Pour ce faire nous avons du faire deux programmes, premier consiste à envoyer nos données et le second permet de les réceptionner et de les afficher sur le port série du PC.

Voici le module LoRa :

Ce module est directement implanté sur la carte MEGA . Nous avions du connecter correctement les pattes MISO, MOSI et SCK à l'aide de câble car les pins de la LoRa ne sont pas reliées au bon endroit sur la carte MEGA. Pour palier ce problème de fil nous avons crée un Shield sur la Lora en circuit imprimé que voici :

Schéma Eagle.

Board eagle.

Voici la partie programme permettant de recevoir les données :

Dans cette partie nous définissons nos variables. Nos données nous allons les recevoir en chaine de caractères. On définit les pattes du SPI qui sont la 10, 9 et 2. On règle notre fréquence de transmission et de réception à 433 Mhz.

Dans la partie Setup on va initialiser le module et paramétrer la connexion des deux modules.

Dans la Loop nous allons venir récupérer nos données en chaine de caractères et les afficher sur notre moniteur série.

Voici maintenant la partie programme pour le transmetteur :

Dans la partie Setup on va initialiser nos modules qui fonctionnent en SPI pour ne pas avoir d'interférence, en l'occurrence le module de LoRa et la carte SD. On choisit à qui on va s'adresser. Ces paramètres là sont rajoutés juste devant l'initialisation de chaque module dans la partie Setup.
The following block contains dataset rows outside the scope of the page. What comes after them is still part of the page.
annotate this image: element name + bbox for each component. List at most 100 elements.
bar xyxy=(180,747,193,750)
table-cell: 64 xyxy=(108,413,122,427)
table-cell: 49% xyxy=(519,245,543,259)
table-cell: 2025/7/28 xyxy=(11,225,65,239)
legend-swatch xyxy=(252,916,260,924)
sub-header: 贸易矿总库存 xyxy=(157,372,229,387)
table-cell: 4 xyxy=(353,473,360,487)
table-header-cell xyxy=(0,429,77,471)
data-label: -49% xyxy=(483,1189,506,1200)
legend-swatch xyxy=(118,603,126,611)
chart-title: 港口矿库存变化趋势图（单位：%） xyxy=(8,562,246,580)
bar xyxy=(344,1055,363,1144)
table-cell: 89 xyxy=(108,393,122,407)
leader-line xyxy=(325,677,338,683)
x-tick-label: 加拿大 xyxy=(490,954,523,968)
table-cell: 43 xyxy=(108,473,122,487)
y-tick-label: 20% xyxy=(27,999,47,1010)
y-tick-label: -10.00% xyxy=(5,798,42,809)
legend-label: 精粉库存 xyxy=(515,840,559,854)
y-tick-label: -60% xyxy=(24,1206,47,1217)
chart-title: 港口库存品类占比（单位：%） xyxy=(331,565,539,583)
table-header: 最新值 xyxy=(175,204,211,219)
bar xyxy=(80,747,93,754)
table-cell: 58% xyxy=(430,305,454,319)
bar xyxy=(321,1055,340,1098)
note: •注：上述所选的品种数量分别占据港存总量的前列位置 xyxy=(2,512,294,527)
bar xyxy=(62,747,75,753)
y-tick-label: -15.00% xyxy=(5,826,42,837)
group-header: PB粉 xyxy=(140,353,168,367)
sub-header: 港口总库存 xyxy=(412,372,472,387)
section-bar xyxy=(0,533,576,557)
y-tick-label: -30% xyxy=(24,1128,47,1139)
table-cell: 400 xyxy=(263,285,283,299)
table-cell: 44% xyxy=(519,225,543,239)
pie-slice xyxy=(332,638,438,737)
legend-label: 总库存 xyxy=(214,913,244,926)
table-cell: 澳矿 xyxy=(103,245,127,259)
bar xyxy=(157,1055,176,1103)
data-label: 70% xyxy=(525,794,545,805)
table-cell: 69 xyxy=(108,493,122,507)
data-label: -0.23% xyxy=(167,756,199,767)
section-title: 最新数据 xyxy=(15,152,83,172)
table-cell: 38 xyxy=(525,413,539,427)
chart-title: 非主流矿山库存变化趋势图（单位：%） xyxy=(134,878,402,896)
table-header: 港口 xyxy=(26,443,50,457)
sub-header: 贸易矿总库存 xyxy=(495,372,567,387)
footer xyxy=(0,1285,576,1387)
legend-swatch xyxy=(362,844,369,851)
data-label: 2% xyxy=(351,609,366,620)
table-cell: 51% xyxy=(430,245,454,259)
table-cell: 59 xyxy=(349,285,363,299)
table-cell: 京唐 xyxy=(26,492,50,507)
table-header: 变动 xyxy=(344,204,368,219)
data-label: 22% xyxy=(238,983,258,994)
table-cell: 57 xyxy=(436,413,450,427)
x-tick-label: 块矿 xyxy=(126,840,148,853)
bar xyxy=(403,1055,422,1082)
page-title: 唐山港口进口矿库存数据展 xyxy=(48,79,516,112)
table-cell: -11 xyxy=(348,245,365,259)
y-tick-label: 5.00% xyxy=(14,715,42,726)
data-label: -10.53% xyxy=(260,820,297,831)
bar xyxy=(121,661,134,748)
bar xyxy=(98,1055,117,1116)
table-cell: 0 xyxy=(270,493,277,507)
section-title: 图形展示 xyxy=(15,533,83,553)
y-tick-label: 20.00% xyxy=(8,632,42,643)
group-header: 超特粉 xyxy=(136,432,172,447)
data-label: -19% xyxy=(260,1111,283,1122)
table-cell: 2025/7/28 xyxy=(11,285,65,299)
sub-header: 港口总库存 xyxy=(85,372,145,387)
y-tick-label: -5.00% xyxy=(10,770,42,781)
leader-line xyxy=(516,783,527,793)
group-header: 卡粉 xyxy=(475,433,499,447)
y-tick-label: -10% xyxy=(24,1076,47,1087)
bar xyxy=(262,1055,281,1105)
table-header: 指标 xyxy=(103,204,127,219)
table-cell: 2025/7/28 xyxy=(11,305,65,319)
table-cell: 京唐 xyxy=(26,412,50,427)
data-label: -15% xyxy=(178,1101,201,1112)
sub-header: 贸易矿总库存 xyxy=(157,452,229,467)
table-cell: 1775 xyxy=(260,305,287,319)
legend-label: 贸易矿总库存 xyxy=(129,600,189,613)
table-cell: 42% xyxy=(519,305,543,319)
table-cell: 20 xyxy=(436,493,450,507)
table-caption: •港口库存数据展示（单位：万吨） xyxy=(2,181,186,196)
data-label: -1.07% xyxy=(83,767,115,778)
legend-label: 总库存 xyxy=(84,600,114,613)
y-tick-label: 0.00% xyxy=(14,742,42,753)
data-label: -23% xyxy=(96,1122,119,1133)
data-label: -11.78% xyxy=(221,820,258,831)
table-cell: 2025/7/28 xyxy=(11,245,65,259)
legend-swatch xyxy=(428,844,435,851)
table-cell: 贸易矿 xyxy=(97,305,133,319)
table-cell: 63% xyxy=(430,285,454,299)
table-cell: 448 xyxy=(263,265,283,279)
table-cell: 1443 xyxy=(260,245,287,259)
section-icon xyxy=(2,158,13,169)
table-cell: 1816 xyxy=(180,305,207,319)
Voici la partie initialisation du module de transmission qui est quasiment identique à la partie initialisation du module de réception.

Dans cette partie de programme on vient mesurer la longueur de notre chaine de caractères. On utilise la fonction charAt qui nous permet d'envoyés des variables en caractère. Dans le début du programme on récupère nos données qui sont aussi stocker sur carte SD et on les envoies directement à notre module de réception.

Voici le résultat de la réception :

On peut observer dans la première colonne la vitesse qui est nul, ensuite la tension, le courant et les 3 capteurs de températures.

Une fois toute cette partie terminée, il faut qu'on modélise nos boite en 3D pour ranger notre électronique, faire le tableau de bord et fabriquer une carte en circuit imprimée pour toute nos connectiques.

NE PAS OUBLIER DE RACHARGER LES BATTERIES POUR LA PROCHAINE FOIS !!!!